Governo alivia normas sobre devedores
Agência Estado
De Brasília
O governo publicou ontem a reedição da Medida Provisória 1.863, referente às normas do Cadastro Informativo dos créditos não quitados de órgãos e entidades fiscais (Cadin), com alterações nos procedimentos de registro, utilização dos dados e exclusão de nomes de devedores do Cadastro. Em nota divulgada esta tarde, o Ministério da Fazenda informou que as alterações buscam estimular os devedores da Fazenda a regularizar mais facilmente sua situação.
O prazo de inclusão dos débitos vencidos no Cadin foi alterado de 60 dias para 75 dias, o que permitirá, segundo a exposição de motivos apresentada pelo ministro Pedro Malan no último dia 25 de agosto ao presidente Fernando Henrique, que o devedor regularize sua situação em prazo razoável, antes que se efetive o registro do débito no cadastro.

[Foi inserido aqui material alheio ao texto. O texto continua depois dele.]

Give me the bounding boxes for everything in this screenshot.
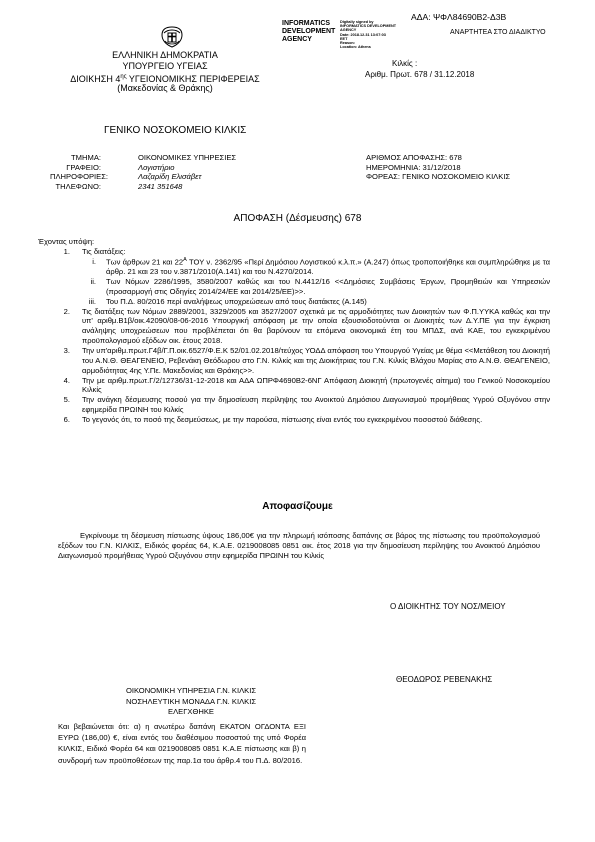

A nova redação da MP assegurou também que o devedor que regularizar seu débito terá o direito de receber uma certidão desse fato. O sétimo artigo da Medida Provisória teve sua redação alterada, deixando claro que o registro no Cadin será suspenso caso o devedor ajuíze ação, com o objetivo de discutir a natureza da obrigação ou o seu valor, ou comprove que esteja suspensa a exigibilidade do crédito objeto do registro junto ao Cadastro.
De acordo com a exposição de motivos, este artigo está com sua aplicabilidade suspensa por liminar do Supremo Tribunal Federal. A nova redação do artigo visa adequá-lo as ponderações feitas pelo STF. Na nota divulgada ontem não há explicação se a liminar do STF foi suspensa.
A nova redação da MP, publicada ontem no Diário Oficial da União, trouxe ainda como novidade a permissão para que seja efetuado o parcelamento simplificado de débitos de valor acima de R$ 5 mil.
A reedição da MP inclui ainda dois novos artigos, o primeiro estendendo às arrematações de bens levados a leilão em decorrência de execuções fiscais da Dívida Ativa da União, a possibilidade de pagamento parcelado, já admitido para as arrematações relativas à Dívida Ativa do INSS. O segundo artigo regularizou a emissão de certidões expedidas pelos órgãos da administração fiscal e tributária pela Internet.